# Data Visualization Assignment 1 - Jesper Provoost (s1789198)

From the Worldbank Data, I have chosen the dataset about access to electricity as my base dataset. This dataset contains the percentage of a population that has access to electricity. I was very curious about this indicator and its possible correlations with other datasets.

Firstly, I had to wrangle and clean the data since it was not properly formatted. Also, there were some missing (NaN) values. I did this using the Trifacta Wrangler software.To explore the possible causalities and connections with other data, I added some other datasets from Worldbank (i.e. about GDP/capita, urban population and renewable energy usage) to the electricity access dataset. The wrangled datasets were combined, and then exported in CSV format using the Trifacta software.

### *Access to electricity is not a universal privilege*

To explore the electricity access data per country, I imported the dataset into Tableau. Then I created a world map which shows the percentage of population which has access to electricity per country. To the viewer, this map is functional, since it is easy to find the areas where electricity access is low and where it is high. Since the dataset contains all countries of the world, a world map is an ideal way to visualize the percentages per country. For the viewers, it is insightful to see that all countries with low electricity access are located around the equator. In the western countries like The Netherlands, we take the availability of electricity for granted. It is enlightning for viewers to see that the availability of electricity is almost zero in a significant amount of countries. It will make them realize that access to electricity is definitely not a universal privilige.

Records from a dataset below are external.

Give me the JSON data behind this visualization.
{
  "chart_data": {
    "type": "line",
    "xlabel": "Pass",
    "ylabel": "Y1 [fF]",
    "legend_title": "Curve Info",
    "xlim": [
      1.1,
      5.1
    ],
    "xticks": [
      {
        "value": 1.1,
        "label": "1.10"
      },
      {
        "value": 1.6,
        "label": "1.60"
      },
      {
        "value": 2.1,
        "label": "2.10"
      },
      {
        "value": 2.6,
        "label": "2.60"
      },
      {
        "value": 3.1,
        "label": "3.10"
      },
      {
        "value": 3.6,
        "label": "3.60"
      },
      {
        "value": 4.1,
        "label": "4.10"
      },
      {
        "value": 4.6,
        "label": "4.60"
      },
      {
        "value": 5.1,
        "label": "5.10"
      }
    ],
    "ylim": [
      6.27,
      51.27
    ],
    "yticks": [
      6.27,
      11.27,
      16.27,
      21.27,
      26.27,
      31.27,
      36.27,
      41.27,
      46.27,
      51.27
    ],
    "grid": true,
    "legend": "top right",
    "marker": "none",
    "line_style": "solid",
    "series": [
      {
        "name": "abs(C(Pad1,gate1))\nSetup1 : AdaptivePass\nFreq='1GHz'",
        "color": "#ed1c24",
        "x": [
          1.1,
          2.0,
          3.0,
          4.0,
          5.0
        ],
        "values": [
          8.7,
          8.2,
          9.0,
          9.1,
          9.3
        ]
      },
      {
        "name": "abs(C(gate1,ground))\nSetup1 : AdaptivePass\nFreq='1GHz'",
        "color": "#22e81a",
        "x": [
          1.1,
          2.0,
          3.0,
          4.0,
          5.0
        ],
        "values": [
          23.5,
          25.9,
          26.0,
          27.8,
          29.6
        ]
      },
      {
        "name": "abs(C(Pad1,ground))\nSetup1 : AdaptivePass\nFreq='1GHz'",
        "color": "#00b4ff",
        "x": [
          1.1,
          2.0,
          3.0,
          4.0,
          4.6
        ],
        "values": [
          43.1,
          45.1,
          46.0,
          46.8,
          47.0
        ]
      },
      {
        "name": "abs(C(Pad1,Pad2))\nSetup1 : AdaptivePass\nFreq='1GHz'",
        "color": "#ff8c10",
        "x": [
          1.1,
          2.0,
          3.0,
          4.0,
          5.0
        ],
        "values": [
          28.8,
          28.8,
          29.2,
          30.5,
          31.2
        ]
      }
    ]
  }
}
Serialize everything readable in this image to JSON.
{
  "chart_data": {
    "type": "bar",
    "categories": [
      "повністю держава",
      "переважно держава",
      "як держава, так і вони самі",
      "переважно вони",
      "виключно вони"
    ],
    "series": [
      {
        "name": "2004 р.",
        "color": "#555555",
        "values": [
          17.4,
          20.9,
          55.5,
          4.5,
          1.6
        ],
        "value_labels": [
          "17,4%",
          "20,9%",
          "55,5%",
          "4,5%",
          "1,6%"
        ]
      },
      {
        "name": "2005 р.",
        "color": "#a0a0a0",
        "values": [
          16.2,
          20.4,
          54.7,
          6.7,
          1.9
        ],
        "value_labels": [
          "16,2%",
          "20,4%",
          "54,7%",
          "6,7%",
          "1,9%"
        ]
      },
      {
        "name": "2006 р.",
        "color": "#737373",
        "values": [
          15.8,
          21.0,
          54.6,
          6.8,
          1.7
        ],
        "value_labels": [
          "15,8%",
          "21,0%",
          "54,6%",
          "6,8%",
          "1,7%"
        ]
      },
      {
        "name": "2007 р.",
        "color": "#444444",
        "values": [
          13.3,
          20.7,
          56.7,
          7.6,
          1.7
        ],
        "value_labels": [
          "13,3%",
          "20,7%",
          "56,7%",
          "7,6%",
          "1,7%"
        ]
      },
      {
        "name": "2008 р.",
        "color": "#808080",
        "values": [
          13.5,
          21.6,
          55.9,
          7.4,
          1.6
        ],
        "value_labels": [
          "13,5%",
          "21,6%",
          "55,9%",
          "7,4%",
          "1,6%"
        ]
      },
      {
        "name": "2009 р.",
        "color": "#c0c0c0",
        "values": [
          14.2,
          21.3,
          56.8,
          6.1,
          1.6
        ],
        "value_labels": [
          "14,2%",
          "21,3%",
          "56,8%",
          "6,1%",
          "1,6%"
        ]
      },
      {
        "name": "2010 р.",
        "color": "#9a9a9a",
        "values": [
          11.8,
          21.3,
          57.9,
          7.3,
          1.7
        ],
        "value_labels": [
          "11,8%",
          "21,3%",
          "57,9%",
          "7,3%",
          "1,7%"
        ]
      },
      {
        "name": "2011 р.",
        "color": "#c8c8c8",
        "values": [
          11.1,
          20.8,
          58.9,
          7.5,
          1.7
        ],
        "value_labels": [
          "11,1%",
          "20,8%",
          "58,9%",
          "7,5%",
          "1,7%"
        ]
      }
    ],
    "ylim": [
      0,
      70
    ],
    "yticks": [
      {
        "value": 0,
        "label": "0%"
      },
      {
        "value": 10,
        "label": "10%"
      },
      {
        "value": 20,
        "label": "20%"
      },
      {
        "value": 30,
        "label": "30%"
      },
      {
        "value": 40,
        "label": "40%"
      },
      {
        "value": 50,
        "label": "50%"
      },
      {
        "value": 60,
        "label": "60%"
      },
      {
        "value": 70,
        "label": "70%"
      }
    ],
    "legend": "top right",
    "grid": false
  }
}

Then I imported the CSV file into a Pandas DataFrame, which makes it easy to work with the data in Python. 

In [4]:
%%HTML
<div class="flourish-embed" data-src="visualisation/46846"></div><script src="https://public.flourish.studio/resources/embed.js"></script>

In [None]:
import pandas as pd
import numpy as np

data = pd.read_csv('data.csv')

I decided to work with Bokeh to create visualizations. Since I have been learning Python for the last months, I wanted to learn more about specific Python tools for data visualization and analytics. I discovered that Bokeh is a great tool for creating interactive visualizations, for example using tooltips, widgets and animations). I truly believe that these interactive visualization could help people understand the message of my data better and quicker, which is why I am very eager to learn about a framework like Bokeh.

In [None]:
from bokeh.io import show, output_notebook, push_notebook
from bokeh.plotting import figure
from bokeh.models import HoverTool, ColumnDataSource, ColorBar, Diamond, LinearColorMapper, GeoJSONDataSource
from bokeh.layouts import Column
from bokeh.palettes import RdYlGn
from ipywidgets import interact, IntSlider

Firstly, I was interested what the general trend in terms of electricity access has been over the past 25 years. Instead of plotting all countries at the same time, I decided to group the data by year (from 1990 to 2016) before applying an aggregate mean function. This results in a graph which shows the mondial average electricity access per year. I added a tooltip so that the exact percentage can be requested per year.

In [None]:
avg_per_year = ColumnDataSource(data.groupby(["year"]).mean())

hover = HoverTool(tooltips=[("Year", "@year"),("Electricity access", "@electricityAccess%")],names=["access"])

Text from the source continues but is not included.